This is not something Nick would have ever committed to a written calendar or address book in his office, where prying eyes might see it.
Laura would be almost four now, the result of a brief liaison with a young secretary Nick met outside the firm in the months before Dana, when his marriage to Margaret was crumbling. It was a tryst with an unhappy ending. The night Nick told me about the child he was drunk. His eyes filled with tears of regret for what might have been. He had asked the mother to marry him, but she declined, telling him he had no obligations. They kept their secret. She never sought support. Still, Nick visited the child several times a week at night after work. And each month there was an envelope with cash. He told me his daughter knew him only as Uncle Nick. He never told Margaret or Dana.

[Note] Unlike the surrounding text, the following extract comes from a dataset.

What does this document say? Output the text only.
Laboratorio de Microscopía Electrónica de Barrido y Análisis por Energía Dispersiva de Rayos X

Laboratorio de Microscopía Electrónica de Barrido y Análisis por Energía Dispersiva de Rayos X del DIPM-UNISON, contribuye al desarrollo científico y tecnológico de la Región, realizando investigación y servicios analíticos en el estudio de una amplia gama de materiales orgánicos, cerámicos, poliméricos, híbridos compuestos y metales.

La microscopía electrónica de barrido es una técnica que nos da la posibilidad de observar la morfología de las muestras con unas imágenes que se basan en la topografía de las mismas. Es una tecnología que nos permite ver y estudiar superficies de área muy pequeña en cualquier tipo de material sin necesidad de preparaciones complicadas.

Why he told me I don’t know. Maybe it was the booze, the blinding clarity of failure offered by drink. Whatever it was, that night I became Nick’s confidant. It was like so much of Nick’s life, a talented gamester full of risk and hell bent for leather on a rocky road paved with luckless choices and a lot of pain.
CHAPTER SIX
In combat it is called “survivor’s guilt”-the fact that people who have witnessed a traumatic event, and lived to talk about it, will often embrace guilt rather than confront the more agonizing reality that matters were beyond their control, that they were helpless.
Since that day, the moments leading up to Nick’s murder have played in my mind like an endless loop of videotape. But the one I focus on, the most unfathomable, was the result of a momentary social impulse.
It is not the fact that I kicked Metz and his case back to Nick. Metz lied to me about money laundering and probably other things as well. I suspect Nick knew what he was shipping over when he sent me the case.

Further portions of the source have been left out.